The bird flew away. “It can speak?” Mach asked.

“Nay,” Brown said, smiling. “It understands only where to go, but Blue will know I sent it not frivolously. We should hear from him in two hours.”

They had an excellent meal, and Brown provided better clothing for Mach; his homemade apparel was quite ragged. Brown was an easy woman to know; it was evident that she had a high regard for Stile and Stile’s son, and she was quite interested in what Mach had to tell of Proton.

“But now that I have met Fleta,” Mach said in passing, “I am not as certain I really want to return to Proton.

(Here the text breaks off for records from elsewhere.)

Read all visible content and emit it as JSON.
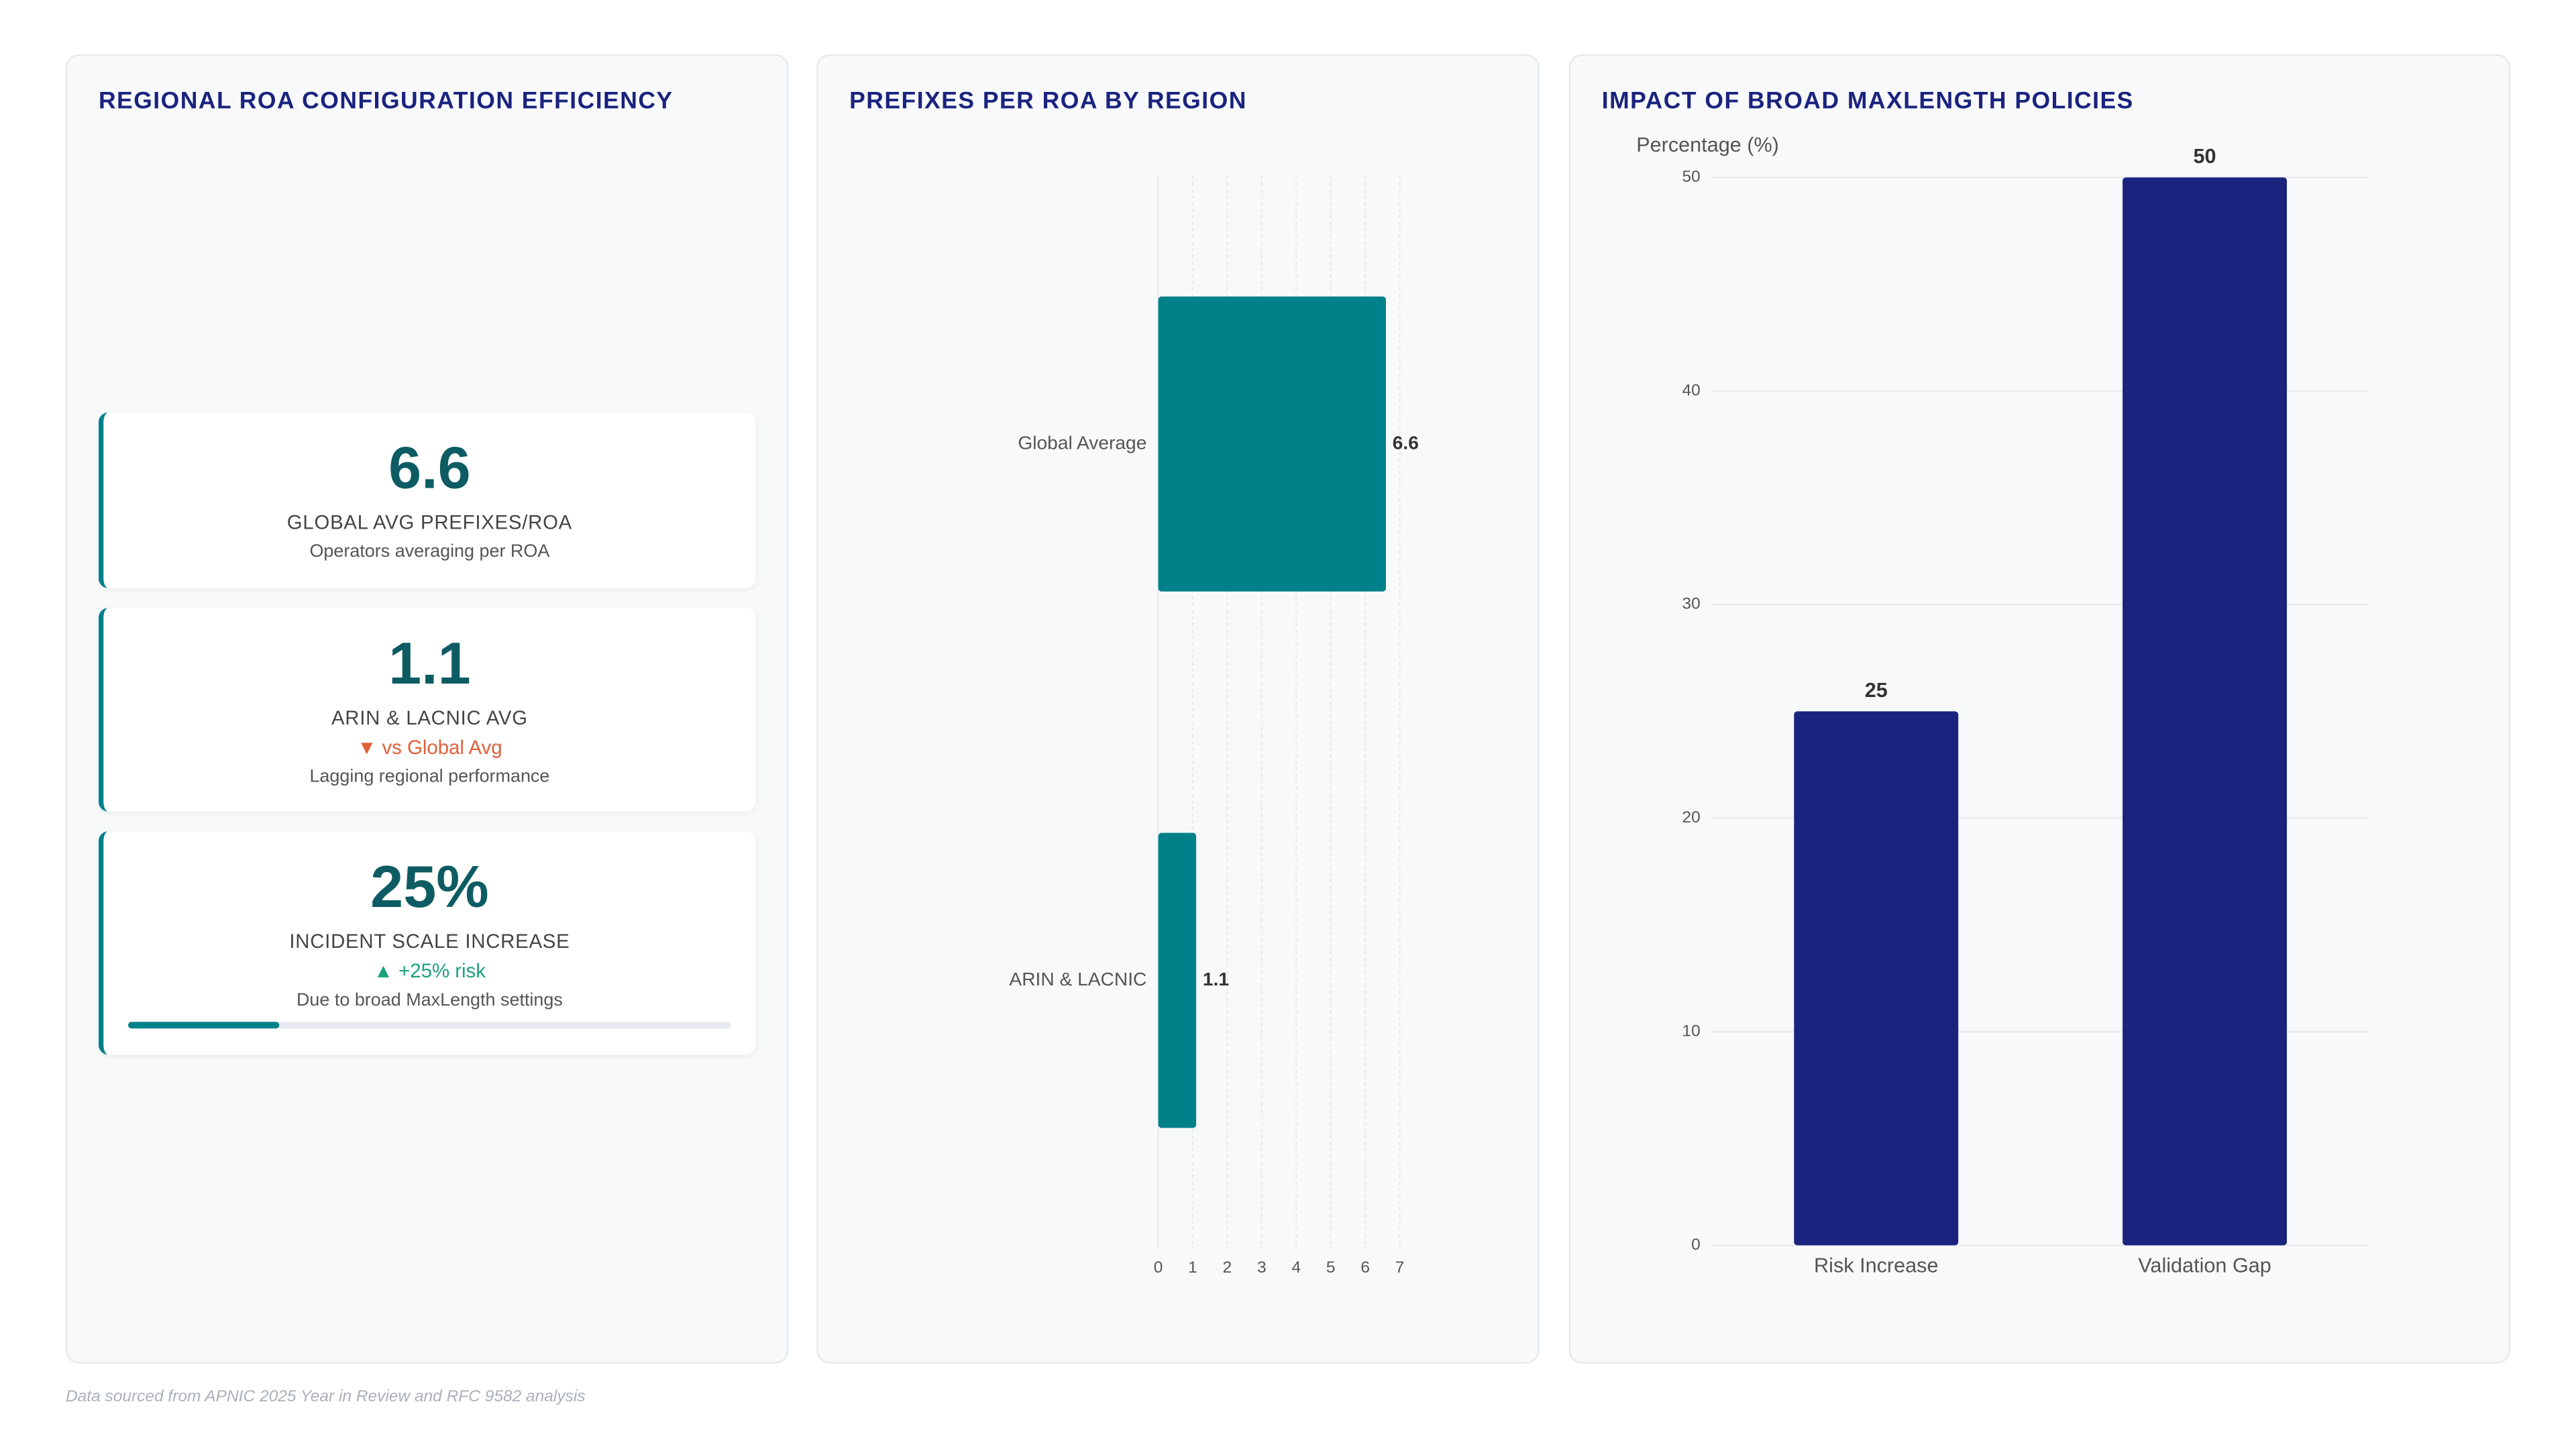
{
  "kpi_panel": {
    "title": "REGIONAL ROA CONFIGURATION EFFICIENCY",
    "cards": [
      {
        "value": "6.6",
        "label": "GLOBAL AVG PREFIXES/ROA",
        "note": "Operators averaging per ROA"
      },
      {
        "value": "1.1",
        "label": "ARIN & LACNIC AVG",
        "change": "▼ vs Global Avg",
        "note": "Lagging regional performance"
      },
      {
        "value": "25%",
        "label": "INCIDENT SCALE INCREASE",
        "change": "▲ +25% risk",
        "note": "Due to broad MaxLength settings",
        "progress": 25
      }
    ]
  },
  "chart_data": [
    {
      "type": "bar",
      "orientation": "horizontal",
      "title": "PREFIXES PER ROA BY REGION",
      "categories": [
        "Global Average",
        "ARIN & LACNIC"
      ],
      "values": [
        6.6,
        1.1
      ],
      "color": "#00818a",
      "xlim": [
        0,
        7
      ],
      "xticks": [
        0,
        1,
        2,
        3,
        4,
        5,
        6,
        7
      ],
      "grid": true
    },
    {
      "type": "bar",
      "orientation": "vertical",
      "title": "IMPACT OF BROAD MAXLENGTH POLICIES",
      "y_label": "Percentage (%)",
      "categories": [
        "Risk Increase",
        "Validation Gap"
      ],
      "values": [
        25,
        50
      ],
      "color": "#1a237e",
      "ylim": [
        0,
        50
      ],
      "yticks": [
        0,
        10,
        20,
        30,
        40,
        50
      ],
      "grid": true
    }
  ],
  "footer": "Data sourced from APNIC 2025 Year in Review and RFC 9582 analysis"
}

If she can’t go with me—“

Fleta tried to caution him, but Brown was on it immediately. “So thy relationship with the mare be more than convenience?”

“Nay,” Fleta said.

“Yes,” Mach said. “I think I love her.”

“But that cannot be, in Phaze,” Fleta said. “Thy kind and mine do not love.”

“And thee,” Brown said, fixing her gaze on Fleta. ‘Thou dost not love him?”

Fleta’s lip trembled in the way it had. “I know it be forbidden.”

“But thou dost love him.”

“Aye,” Fleta whispered.

‘Then why dost thou help him to return to his frame?”

“Because he and me can never be, and his world be there.”

“I am not sure of that,” Mach said. “But if I stayed here, Bane would be trapped there, and I know that’s not right.”

“So it be hopeless as well as forbidden,” Brown said. “I think I cannot help the two of you in that.”

“No one can help,” Fleta said, turning on Mach a look of such misery that he leaped from his chair and went to hold her.

At this point there was an interruption. A globe of mist appeared above the table. It formed into a shape of a man’s head. “So the apprentice and the animal are getting friendly,” the head remarked.

“What dost thou do here, Translucent?” Brown demanded angrily.

“Our agents have discovered that the young man be not what he appears to be,” Translucent said. ‘This be not the apprentice Adept, but his other self from Proton.”

“So I have already ascertained,” Brown snapped. “Be it for this thy minions persecute this couple?”

“Persecute? Hardly. This young man represents the only known contact with the other frame in a score years. We have long regretted lack of contact with those of Proton, and would have this lad relay messages there for us. For this purpose we sought him, and are prepared to reward him handsomely.”

“By sending demons and harpies and goblins after him?” Fleta demanded hotly. “Some reward!”

“Watch thy tongue, animal, lest thou lose it,” Translucent said to her.

“Don’t call her animal!” Mach flared.